Systemic antibiotics are always indicated in cases of folliculitis. Unfortunately, skin needs to be treated for three to four weeks even in uncomplicated cases. If response is not noted within seven to ten days of antibiotic therapy, reevaluation of the antibiotic being used is warranted. Antibiotics chosen as first line therapeutic agents should be those known to be effective against Staphylococcus intermedius. Both prescriptions by veterinarians, and response by bacteria to antibiotics, vary regionally but appropriate choices include: oxacillin, cephalexin, ormetaprim-sulfas and, in some instances, amoxicillin with clavulanic acid. It is vitally important that appropriate treatment regimens are followed conscientiously.
For recurrent pyodermas that cannot be controlled by preventative measures outlined above, your veterinarian should recommend further workup to definitively rule in or out any allergies, endocrine disorders, seborrhea, Staphylococcal hypersensitivity or rarely, immunocompromise.
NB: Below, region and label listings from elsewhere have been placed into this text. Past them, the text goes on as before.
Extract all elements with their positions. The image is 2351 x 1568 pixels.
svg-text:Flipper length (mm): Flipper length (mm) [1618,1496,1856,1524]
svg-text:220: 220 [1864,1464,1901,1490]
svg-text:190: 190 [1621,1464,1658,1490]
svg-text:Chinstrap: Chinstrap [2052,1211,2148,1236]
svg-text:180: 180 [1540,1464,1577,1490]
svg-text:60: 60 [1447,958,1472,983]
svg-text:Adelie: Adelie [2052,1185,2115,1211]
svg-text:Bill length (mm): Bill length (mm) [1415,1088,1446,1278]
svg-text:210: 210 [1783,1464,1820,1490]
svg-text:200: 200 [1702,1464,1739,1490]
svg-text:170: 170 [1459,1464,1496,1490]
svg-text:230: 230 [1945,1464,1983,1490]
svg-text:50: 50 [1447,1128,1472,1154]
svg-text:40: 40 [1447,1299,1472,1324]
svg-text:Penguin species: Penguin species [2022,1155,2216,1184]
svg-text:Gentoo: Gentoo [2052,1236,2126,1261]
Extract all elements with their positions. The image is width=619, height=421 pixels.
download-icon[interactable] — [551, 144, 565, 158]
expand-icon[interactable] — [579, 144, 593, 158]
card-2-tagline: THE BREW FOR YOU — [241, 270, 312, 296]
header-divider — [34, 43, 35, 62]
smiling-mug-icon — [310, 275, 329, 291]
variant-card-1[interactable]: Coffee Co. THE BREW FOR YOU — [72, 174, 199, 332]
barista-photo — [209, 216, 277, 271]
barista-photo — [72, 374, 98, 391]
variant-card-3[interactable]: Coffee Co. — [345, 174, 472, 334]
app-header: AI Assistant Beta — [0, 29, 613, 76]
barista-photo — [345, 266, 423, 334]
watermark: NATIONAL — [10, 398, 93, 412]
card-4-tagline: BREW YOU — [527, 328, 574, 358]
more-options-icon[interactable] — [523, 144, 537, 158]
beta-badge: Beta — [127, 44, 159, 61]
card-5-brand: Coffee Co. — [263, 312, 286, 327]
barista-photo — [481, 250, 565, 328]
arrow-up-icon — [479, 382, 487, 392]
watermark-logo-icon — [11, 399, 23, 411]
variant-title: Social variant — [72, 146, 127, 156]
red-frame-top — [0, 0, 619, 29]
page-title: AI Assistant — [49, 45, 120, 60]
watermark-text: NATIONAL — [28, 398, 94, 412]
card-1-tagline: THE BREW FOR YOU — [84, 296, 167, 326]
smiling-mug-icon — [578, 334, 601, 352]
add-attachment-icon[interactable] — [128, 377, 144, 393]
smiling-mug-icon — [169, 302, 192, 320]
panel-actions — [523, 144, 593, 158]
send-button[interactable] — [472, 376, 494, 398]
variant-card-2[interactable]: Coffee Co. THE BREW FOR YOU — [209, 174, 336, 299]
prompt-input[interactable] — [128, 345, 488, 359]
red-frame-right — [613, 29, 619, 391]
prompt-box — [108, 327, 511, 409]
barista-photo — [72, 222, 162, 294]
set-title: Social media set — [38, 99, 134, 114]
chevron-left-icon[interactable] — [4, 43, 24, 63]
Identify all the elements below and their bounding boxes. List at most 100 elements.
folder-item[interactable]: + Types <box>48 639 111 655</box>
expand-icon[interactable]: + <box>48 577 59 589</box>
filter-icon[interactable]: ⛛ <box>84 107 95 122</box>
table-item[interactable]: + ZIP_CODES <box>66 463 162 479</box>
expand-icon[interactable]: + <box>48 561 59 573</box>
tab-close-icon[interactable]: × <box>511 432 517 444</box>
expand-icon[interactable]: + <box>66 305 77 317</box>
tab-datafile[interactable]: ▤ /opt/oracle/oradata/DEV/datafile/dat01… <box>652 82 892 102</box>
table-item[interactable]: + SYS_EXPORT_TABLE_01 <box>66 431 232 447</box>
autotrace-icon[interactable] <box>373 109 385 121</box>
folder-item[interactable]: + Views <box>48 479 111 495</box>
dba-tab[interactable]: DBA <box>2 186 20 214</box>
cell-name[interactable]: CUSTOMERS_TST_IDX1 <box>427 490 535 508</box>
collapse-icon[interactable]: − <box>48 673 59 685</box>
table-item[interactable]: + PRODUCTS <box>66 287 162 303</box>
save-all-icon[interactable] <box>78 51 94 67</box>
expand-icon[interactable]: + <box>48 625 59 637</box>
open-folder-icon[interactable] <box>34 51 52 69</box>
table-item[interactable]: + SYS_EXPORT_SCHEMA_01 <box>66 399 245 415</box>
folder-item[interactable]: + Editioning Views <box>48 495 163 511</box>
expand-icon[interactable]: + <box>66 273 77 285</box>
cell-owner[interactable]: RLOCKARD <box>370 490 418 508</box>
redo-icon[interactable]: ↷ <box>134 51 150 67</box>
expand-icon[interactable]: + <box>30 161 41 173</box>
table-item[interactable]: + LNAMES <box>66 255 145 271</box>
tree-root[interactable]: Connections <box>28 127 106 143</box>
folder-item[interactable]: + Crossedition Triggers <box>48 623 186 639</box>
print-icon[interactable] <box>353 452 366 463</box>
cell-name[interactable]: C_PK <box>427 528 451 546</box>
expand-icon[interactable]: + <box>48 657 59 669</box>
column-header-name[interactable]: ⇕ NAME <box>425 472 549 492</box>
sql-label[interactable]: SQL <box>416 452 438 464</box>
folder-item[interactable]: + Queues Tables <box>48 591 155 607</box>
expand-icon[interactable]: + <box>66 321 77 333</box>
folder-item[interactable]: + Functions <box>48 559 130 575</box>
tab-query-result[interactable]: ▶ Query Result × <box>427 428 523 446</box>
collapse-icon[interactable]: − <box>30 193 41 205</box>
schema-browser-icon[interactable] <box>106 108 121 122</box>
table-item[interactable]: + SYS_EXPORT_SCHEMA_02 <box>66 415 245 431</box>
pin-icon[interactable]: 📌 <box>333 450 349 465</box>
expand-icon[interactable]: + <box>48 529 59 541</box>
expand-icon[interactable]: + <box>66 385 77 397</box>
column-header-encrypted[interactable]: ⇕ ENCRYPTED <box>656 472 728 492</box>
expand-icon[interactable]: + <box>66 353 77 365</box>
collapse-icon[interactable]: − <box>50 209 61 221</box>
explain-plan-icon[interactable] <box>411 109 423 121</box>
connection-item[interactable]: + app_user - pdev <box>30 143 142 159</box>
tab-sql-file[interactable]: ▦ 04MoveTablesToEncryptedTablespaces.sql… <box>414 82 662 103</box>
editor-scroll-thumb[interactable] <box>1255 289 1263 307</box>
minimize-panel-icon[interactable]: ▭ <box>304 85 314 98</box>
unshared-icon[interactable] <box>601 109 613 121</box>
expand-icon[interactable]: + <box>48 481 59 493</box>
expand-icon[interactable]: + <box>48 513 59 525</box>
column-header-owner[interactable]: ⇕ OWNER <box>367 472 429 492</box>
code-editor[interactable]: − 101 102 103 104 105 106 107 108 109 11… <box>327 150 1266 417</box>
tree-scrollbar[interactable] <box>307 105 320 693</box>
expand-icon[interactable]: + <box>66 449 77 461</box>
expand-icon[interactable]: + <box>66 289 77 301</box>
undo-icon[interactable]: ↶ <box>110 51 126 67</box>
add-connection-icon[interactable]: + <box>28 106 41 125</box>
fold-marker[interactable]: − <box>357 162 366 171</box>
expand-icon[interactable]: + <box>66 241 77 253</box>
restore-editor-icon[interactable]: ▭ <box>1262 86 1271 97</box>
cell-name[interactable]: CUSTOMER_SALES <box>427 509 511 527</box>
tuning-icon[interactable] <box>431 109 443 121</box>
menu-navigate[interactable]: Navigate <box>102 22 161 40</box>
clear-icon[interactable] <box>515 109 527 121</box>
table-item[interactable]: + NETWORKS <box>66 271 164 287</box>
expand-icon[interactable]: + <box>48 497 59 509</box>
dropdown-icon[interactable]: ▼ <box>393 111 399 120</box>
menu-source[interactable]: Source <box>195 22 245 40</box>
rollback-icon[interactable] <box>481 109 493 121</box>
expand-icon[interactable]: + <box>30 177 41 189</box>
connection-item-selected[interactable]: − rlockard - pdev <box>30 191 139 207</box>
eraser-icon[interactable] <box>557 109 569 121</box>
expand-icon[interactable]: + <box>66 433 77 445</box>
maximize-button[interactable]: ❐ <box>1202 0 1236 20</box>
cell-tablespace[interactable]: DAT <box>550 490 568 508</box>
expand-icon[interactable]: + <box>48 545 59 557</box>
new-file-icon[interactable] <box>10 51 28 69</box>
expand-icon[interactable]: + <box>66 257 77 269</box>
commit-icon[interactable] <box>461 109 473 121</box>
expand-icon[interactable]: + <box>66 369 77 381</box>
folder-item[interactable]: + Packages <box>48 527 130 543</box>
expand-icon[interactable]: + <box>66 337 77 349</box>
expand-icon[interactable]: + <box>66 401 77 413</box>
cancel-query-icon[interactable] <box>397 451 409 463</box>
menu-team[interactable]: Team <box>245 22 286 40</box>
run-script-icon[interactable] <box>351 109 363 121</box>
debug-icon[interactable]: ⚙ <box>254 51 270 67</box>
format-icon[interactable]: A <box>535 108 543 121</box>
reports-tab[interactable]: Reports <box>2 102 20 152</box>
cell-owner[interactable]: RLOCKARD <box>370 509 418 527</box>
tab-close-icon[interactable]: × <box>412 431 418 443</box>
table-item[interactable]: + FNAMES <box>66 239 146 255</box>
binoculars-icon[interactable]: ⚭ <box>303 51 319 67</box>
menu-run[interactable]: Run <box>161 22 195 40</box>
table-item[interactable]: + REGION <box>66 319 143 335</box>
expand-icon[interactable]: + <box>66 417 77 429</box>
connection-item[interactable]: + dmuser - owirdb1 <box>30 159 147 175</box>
THE "DALMATIAN BRONZING SYNDROME"
I mentioned this "syndrome" earlier when discussing the bronze staining of white hairs by serum pigments called porphyrins. The bronzed Dal typically appears to have a broad stripe of pinkish - bronzed coat along the topline often including the head. Close examination of the hair shafts reveals staining from the skin to extend also to varying levels of the hair shafts. Early reports attempted to link this staining to other Dalmatian health problems including urinary urate crystals, dietary allergies, protein intolerance, demodecosis, and sarcoptic mange, and to call the collection of disorders, the "Dalmatian Bronzing Syndrome". Dermatologists are skeptical that this is a syndrome definitely associated with these other maladies or unique to Dalmatians. Most believe instead that it is the natural result of follicular inflammation described previously. Obviously, white coated breeds will exhibit the staining most dramatically.